Everything that at once seemed uncanny was becoming funny in a hallucinatory sort of way. I was becoming Dorothy, or Alice, or my mother in a cab. The van was becoming a wormhole to unexpected and embarrassing thoughts. I became self-conscious and stared at my shoes, then out the window at the bland commercial strip. My shoes were… so… beautiful. But where was my secret lover? Hiding behind the speaker at the next drive through?

When I arrived at the store, I was confused, grateful and exhilarated as I watched the van pull away. I had been wandered. And I did not get to keep my shoes (though I managed to acquire some later—I had to). I had already imagined myself stumbling through the supermarket in my exquisite pumps. I was a found pedestrian, and I probably wasn’t that special after all, someone just standing there, really. But wait, RSDS had a record of my journey; the artists had captured it for their archives while I was barely looking. I existed.

Unless I live in an old-fashioned city, I no longer take the long walk home. RSDS took hold of my physical body, adjusted its costume, and brought me, like an uncharted nation, into the security of geography… They also activated my self-consciousness. Three minutes into the ride and I wanted to be a good girl. There have been times that RSDS knew they were really helping someone by giving them a ride, times they knew someone was afraid, and times the artists got irritated with their inability to cajole someone into the van.

It’s a strange thing, wanting to wander people in this car age. Red Shoe, I learned later, often haunts environments in which people are “naturally waiting” around.
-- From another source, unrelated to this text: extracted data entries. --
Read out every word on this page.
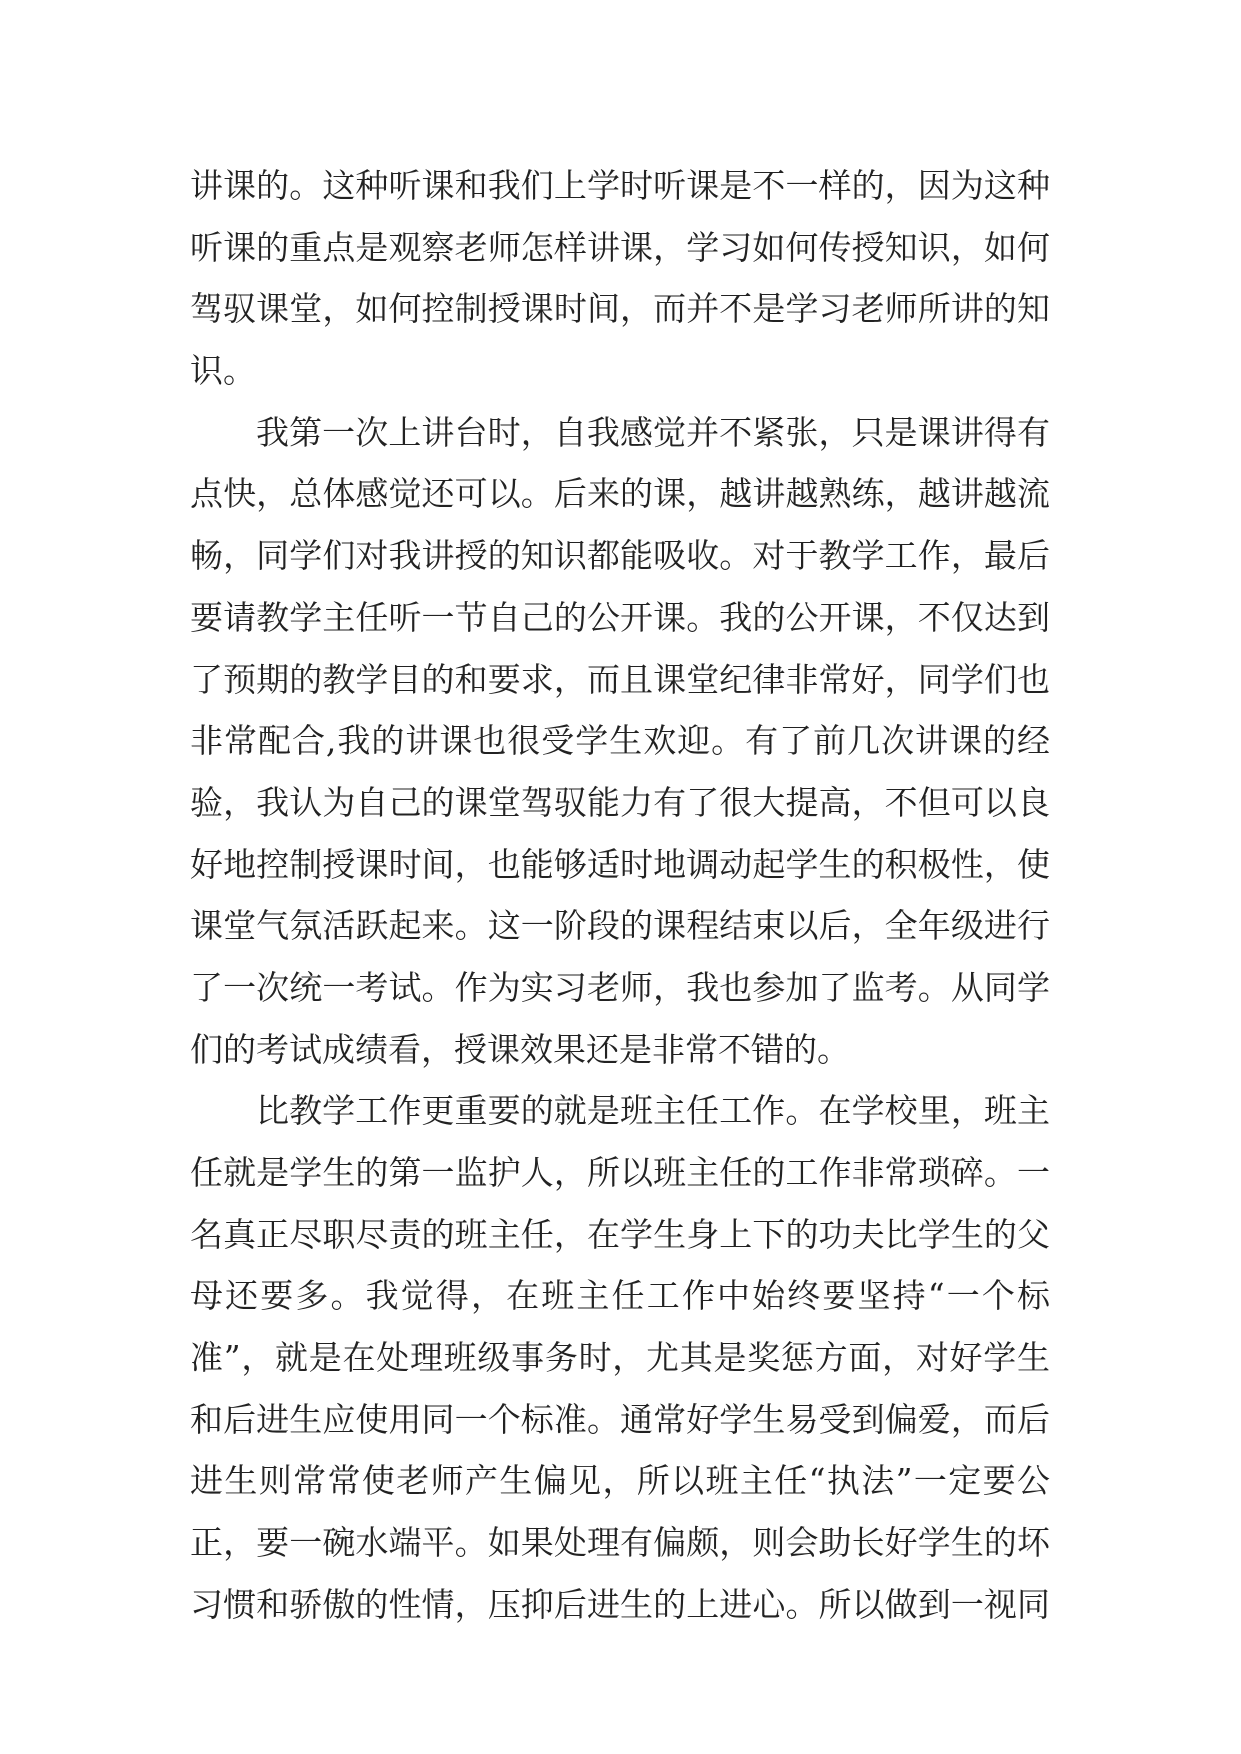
讲课的。这种听课和我们上学时听课是不一样的，因为这种
听课的重点是观察老师怎样讲课，学习如何传授知识，如何
驾驭课堂，如何控制授课时间，而并不是学习老师所讲的知
识。
我第一次上讲台时，自我感觉并不紧张，只是课讲得有
点快，总体感觉还可以。后来的课，越讲越熟练，越讲越流
畅，同学们对我讲授的知识都能吸收。对于教学工作，最后
要请教学主任听一节自己的公开课。我的公开课，不仅达到
了预期的教学目的和要求，而且课堂纪律非常好，同学们也
非常配合,我的讲课也很受学生欢迎。有了前几次讲课的经
验，我认为自己的课堂驾驭能力有了很大提高，不但可以良
好地控制授课时间，也能够适时地调动起学生的积极性，使
课堂气氛活跃起来。这一阶段的课程结束以后，全年级进行
了一次统一考试。作为实习老师，我也参加了监考。从同学
们的考试成绩看，授课效果还是非常不错的。
比教学工作更重要的就是班主任工作。在学校里，班主
任就是学生的第一监护人，所以班主任的工作非常琐碎。一
名真正尽职尽责的班主任，在学生身上下的功夫比学生的父
母还要多。我觉得，在班主任工作中始终要坚持“一个标
准”，就是在处理班级事务时，尤其是奖惩方面，对好学生
和后进生应使用同一个标准。通常好学生易受到偏爱，而后
进生则常常使老师产生偏见，所以班主任“执法”一定要公
正，要一碗水端平。如果处理有偏颇，则会助长好学生的坏
习惯和骄傲的性情，压抑后进生的上进心。所以做到一视同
Sometimes, like fisherman, they open the van doors and bait potential riders with their wares. Ultimately, most of the time, it’s RSDS that wanders the most. It’s a gift, really, because the walking body can only go so far before it stalls against the physical and psychological barriers of the commercial strip, the freeway and the lines that delineate mine from yours. Receding through the windshield, the wandering body is a gaseous mirage illuminated by headlights—gone before it arrives. We stalk ourselves behind the wheel: craving to know, as we push the gas, the pleasure of tired muscles and pulsing adrenaline. We might just have some adrenaline again if we picked up hitchhikers, or tried to convince someone to get in our van.

Frank Booth: You wanna go for a ride?

Jeffrey Beaumont: No thanks.

Frank Booth: No thanks. What does that mean?

Jeffrey Beaumont: I don't want to go.

Frank Booth: Go where?

Jeffrey Beaumont: On a ride.

Frank Booth: A ride? Hell, that's a good idea. Okay, let's go.

Hey, let's go.


Stephanie Snyder is the John and Anne Hauberg Curator and Director at the Douglas F. Cooley Memorial Art Gallery, Reed College, Portland, Oregon.